In this project, the project team will design and determine effective online formative assessments and the associated feedback for online simulations presenting content about two fundamental introductory chemistry concepts: molecular structures and their properties. Within a two-year timespan, two experiments, one focusing on each concept, will be conducted using student volunteers. The experiments will compare student learning gains between three distinct learning conditions: 1) simulation-based instruction using online formative assessments and online feedback; 2) simulation-based instruction using online formative assessments and in-person feedback; and 3) in-person classroom-type instruction. Findings from this project will inform the kinds of formative assessments and feedback to be used to support student learning from online chemistry simulations.

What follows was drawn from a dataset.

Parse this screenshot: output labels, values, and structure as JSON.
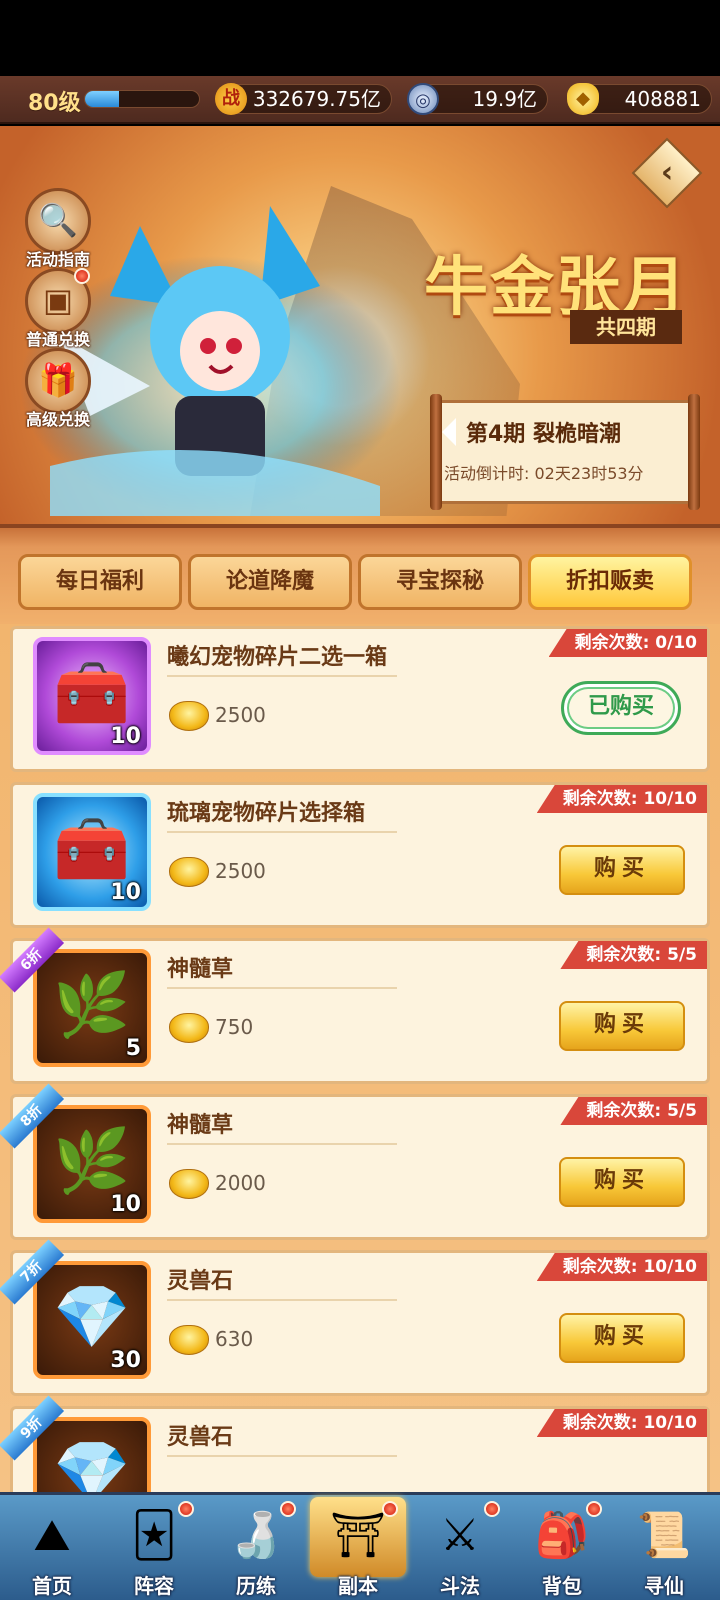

Doolittle, P. E., Terry, K. P., & Mariano, G. J. (2009). Multimedia learning and working memory capacity. In R. Zheng (Ed.), Multimedia Learning and Working Memory Capacity (pp. 17–33). Premier Reference Source London.
Ginder, S. A., Kelly-Reid, J. E., & Mann, F. B. (2019). Enrollment and Employees in Postsecondary Institutions, Fall 2017; Financial Statistics and Academic Libraries, Fiscal Year 2017. National Center for Education Statistics (NCES).
Kriz, S., & Hegarty, M. (2007). Top-down and bottom-up influences on learning from animations. International Journal of Human-Computer Studies, 65(11), 911–930
Mayer, R. E. (2005). Cognitive theory of multimedia learning. The Cambridge Handbook of Multimedia Learning, 41, 31–48.
Stieff, M. (2011). Improving representational competence using molecular simulations embedded in inquiry activities. Journal of Research in Science Teaching, 48(10), 1137–1158.
Tasker, R., & Dalton, R. (2006). Research into practice: visualisation of the molecular world using animations. Chemistry Education Research and Practice, 7(2), 141–159.